Hug: Die Berichte sind unser stärkstes Mittel, und sie sind über die zwei Jahre immer genauer geworden: Wenn dort steht, von einer bestimmten Position sei "outgoing fire" registriert worden, dann ist klar, welche Seite schießt. Weitaus schwieriger ist es jedoch, zu benennen, wer im konkreten Fall die Schuld für die Eskalation trägt. Ein Schuss kann auch ein Abwehrmanöver sein, weil die andere Seite einen Angriff vorbereitet.

SPIEGEL ONLINE: Ihre Beobachter werden immer wieder daran gehindert, bestimmte Orte aufzusuchen. Warum?

Hug: In 90 Prozent der Fälle sind es die Separatisten, die uns behindern. Wir haben etwa große Probleme, an die russisch-ukrainische Grenze zu kommen. Das kann nur eines bedeuten: Es gibt dort etwas, das die Separatisten verbergen. Immer wieder kommt es auf beiden Seiten auch dazu, dass wir nicht in bestimmte Gebäudekomplexe gelassen werden, wo wir Panzer oder anderes schweres Gerät vermuten. Vielleicht wird unsere Berichterstattung doch mehr gefürchtet als manchmal gedacht.

SPIEGEL ONLINE: Die Lage drohtein den vergangenen Wochen wieder zu eskalieren. In einem Ihrer letzten Berichte ist nachzulesen, dass an Dutzenden Orten entlang der Kontaktlinie geschossen wird. Woran liegt das?

Hug: Die Lage ist tatsächlich bedrohlich und zeigt, dass es alles andere als ein "eingefrorener Konflikt" ist. Seit dem Rückzug der schweren Waffen sind die Truppen beider Seiten vielerorts sehr nah an die Frontlinie herangerückt und beschießen einander regelmäßig. In einigen Fällen geht es den Konfliktparteien darum, strategisch wichtige Positionen einzunehmen. Aber meistens sind diese gegenseitigen Beschüsse in erster Linie gezielte Verletzungen der Minsker Vereinbarungen.

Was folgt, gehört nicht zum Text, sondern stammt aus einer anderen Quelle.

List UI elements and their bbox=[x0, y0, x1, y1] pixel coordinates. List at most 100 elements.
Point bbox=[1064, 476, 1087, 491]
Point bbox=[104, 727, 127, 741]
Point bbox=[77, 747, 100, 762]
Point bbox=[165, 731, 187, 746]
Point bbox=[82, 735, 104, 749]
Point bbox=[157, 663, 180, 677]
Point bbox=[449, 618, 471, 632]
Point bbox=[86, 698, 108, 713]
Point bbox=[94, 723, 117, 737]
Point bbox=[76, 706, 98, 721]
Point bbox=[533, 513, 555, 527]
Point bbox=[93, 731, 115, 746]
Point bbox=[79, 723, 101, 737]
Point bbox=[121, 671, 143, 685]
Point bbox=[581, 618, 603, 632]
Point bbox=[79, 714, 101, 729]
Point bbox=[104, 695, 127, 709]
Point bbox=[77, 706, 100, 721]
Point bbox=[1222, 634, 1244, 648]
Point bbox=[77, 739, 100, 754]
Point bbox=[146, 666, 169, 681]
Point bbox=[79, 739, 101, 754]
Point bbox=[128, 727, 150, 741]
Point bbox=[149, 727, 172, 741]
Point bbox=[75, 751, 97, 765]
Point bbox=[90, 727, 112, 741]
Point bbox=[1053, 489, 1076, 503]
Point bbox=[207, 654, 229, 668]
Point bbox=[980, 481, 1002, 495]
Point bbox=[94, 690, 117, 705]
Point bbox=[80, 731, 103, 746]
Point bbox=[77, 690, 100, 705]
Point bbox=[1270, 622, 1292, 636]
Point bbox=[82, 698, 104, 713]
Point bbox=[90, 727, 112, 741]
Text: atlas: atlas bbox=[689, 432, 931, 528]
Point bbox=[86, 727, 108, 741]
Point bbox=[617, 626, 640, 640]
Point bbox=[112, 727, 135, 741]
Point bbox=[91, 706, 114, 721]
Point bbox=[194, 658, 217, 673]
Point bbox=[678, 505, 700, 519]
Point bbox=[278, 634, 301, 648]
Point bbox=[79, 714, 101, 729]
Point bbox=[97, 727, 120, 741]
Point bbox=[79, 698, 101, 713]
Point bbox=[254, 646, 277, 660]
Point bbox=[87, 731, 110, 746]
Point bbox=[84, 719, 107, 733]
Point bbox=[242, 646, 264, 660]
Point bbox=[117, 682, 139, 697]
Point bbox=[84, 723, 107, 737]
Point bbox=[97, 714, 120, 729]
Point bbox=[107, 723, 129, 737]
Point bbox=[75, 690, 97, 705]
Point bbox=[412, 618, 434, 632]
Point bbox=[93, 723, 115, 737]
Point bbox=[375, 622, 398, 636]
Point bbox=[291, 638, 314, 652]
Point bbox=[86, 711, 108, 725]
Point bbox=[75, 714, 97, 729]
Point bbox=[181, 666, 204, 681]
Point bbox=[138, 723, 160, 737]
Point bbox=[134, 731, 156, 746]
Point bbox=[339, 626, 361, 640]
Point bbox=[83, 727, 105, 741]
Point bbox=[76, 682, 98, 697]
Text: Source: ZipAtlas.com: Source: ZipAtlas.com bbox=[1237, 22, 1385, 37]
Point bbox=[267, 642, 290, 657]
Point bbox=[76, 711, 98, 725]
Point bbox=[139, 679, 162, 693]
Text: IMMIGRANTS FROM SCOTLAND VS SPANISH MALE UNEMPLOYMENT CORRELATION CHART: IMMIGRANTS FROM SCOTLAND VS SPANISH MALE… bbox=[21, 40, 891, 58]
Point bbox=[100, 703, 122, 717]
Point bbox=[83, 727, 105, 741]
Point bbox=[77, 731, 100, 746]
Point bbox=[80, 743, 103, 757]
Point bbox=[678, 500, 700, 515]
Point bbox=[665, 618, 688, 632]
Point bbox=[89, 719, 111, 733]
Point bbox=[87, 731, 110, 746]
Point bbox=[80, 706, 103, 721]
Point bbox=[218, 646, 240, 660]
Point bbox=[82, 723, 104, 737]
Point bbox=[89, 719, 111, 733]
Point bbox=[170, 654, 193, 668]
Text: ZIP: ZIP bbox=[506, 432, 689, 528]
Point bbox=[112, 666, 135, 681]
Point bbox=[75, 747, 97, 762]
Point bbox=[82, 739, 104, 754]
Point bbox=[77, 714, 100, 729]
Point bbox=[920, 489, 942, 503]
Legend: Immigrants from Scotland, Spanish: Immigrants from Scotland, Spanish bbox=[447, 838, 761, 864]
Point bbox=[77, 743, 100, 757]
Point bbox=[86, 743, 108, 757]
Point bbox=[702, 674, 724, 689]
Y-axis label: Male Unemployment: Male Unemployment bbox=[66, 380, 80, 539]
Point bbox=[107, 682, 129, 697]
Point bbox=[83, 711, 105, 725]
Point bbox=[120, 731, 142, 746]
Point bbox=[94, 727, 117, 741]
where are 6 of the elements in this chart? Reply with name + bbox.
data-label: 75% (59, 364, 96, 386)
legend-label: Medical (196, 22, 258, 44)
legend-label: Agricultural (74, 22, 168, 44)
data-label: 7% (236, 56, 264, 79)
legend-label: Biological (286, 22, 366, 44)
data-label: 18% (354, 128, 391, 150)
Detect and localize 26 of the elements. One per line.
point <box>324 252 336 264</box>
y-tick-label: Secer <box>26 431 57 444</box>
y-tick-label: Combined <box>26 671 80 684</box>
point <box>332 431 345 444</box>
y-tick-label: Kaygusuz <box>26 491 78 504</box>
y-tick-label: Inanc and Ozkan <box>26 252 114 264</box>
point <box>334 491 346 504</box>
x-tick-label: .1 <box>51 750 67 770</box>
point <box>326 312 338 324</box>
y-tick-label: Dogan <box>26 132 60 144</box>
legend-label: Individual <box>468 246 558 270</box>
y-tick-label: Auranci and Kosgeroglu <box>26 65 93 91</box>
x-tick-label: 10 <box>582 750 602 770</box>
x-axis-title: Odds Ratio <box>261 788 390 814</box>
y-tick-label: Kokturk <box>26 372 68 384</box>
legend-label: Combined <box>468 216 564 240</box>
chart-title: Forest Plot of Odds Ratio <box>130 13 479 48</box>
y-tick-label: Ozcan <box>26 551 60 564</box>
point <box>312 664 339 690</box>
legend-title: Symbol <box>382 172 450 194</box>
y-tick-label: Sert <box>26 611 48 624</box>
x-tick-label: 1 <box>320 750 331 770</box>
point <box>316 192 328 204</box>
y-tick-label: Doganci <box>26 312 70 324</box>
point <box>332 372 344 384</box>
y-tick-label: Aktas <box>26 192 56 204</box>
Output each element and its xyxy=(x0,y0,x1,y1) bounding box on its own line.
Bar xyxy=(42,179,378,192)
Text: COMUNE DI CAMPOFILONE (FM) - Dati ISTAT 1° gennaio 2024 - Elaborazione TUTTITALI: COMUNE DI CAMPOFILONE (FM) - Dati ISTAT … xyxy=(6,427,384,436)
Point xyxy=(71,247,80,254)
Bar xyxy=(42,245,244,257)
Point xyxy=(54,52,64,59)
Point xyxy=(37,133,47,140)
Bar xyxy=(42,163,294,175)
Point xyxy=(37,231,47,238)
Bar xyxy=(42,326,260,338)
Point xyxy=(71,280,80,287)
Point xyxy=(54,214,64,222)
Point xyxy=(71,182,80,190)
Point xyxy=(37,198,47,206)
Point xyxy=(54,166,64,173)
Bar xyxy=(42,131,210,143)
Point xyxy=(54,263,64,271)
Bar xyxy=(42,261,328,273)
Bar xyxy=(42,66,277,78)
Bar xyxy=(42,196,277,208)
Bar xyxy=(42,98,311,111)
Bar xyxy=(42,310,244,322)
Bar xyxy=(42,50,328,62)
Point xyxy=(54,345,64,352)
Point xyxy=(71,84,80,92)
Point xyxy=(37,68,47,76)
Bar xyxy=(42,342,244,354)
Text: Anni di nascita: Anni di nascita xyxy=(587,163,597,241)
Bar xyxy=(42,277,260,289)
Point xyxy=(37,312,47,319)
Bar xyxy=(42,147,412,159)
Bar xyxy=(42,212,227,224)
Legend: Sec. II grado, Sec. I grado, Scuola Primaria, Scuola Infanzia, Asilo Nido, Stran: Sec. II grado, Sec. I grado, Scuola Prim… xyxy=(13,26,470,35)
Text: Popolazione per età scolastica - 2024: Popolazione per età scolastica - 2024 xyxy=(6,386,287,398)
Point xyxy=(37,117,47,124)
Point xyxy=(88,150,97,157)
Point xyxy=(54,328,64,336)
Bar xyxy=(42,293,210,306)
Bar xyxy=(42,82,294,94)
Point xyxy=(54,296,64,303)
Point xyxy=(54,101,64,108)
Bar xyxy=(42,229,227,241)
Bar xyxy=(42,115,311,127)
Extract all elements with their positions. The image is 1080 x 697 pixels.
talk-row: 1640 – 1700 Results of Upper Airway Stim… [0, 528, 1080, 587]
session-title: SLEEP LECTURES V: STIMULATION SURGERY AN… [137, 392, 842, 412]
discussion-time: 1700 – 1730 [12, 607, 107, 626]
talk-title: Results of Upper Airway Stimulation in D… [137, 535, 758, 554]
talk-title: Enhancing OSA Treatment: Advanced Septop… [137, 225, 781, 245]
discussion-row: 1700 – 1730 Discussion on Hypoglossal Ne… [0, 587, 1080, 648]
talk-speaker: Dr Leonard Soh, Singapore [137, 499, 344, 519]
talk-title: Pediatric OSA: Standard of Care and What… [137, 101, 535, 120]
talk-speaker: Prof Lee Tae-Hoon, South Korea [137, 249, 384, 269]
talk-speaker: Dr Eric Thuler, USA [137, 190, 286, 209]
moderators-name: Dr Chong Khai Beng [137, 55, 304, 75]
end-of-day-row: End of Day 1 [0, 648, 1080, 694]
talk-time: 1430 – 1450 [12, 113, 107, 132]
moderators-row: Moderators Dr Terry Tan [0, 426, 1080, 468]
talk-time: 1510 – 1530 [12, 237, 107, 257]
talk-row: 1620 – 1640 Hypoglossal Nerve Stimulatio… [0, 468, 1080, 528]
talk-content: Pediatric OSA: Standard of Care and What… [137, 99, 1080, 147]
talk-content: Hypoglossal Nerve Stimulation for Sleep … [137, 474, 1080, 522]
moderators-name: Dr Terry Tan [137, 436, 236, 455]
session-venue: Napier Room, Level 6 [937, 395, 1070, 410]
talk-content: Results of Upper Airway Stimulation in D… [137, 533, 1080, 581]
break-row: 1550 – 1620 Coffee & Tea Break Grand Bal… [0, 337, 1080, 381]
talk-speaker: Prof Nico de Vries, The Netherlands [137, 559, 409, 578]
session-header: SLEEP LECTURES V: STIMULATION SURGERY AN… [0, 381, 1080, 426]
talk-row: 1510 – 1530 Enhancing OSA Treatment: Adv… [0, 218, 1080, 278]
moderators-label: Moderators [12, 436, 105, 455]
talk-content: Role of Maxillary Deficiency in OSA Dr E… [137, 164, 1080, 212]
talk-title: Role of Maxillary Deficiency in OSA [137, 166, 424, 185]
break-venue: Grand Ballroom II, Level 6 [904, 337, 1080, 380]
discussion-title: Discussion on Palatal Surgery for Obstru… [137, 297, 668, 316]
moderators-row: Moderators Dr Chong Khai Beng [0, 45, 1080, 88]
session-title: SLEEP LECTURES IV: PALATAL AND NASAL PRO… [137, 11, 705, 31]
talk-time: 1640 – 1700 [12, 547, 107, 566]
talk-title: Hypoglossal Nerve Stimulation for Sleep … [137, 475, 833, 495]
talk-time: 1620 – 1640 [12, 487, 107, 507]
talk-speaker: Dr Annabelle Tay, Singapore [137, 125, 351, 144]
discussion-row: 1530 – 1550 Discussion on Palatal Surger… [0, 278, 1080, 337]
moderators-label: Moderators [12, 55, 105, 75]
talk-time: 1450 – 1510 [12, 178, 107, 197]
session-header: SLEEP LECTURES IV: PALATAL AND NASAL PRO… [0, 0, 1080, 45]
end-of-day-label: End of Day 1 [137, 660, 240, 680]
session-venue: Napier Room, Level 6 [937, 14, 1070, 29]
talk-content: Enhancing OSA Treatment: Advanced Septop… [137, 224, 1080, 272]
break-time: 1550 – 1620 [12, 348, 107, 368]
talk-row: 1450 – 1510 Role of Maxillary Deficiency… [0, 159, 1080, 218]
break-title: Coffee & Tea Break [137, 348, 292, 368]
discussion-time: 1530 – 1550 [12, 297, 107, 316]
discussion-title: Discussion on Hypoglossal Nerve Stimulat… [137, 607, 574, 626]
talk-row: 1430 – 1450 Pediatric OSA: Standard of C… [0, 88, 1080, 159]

SPIEGEL ONLINE: Droht eine Eskalation der Kämpfe?

Hug: Wir beobachten eine beunruhigende Tendenz: 30 Prozent der schweren Waffen, die von der Kontaktlinie abgezogen wurden, sind aus ihren Lagern verschwunden, und zwar auf ukrainischer wie auf Separatistenseite. Seitdem werden bei den Kämpfen wieder verstärkt Grad-Raketenwerfersysteme, Panzer und Haubitzen eingesetzt. Gerade der Einsatz dieser Waffen bedeutet jedoch eine große Gefahr für die Zivilbevölkerung.

SPIEGEL ONLINE: Wie kann eine Zuspitzung der Lage verhindert werden?

Hug: Wichtig ist die Aufmerksamkeit der internationalen Gemeinschaft und ihr Druck auf die Konfliktparteien. Sonst glauben Separatisten und Kiew, sie könnten tun und lassen, was sie wollen. Wir müssen dafür sorgen, dass die Konfliktparteien räumlich auf größeren Abstand gehalten werden. An manchen Orten liegen nur fünfzig oder hundert Meter zwischen den Positionen. Die Sicherheitszone, also die jeweils 15 Kilometer auf beiden Seiten der Kontaktlinie, muss wirklich sicher werden. Das heißt zum Beispiel, dass in die Orte in dieser Zone Polizei geschickt wird, um für Ordnung zu sorgen - und nicht das Militär. Brücken und Übergänge müssen für die Zivilbevölkerung nach und nach wieder geöffnet werden. Dazu braucht es mutige Entscheidungen der politischen Verantwortlichen.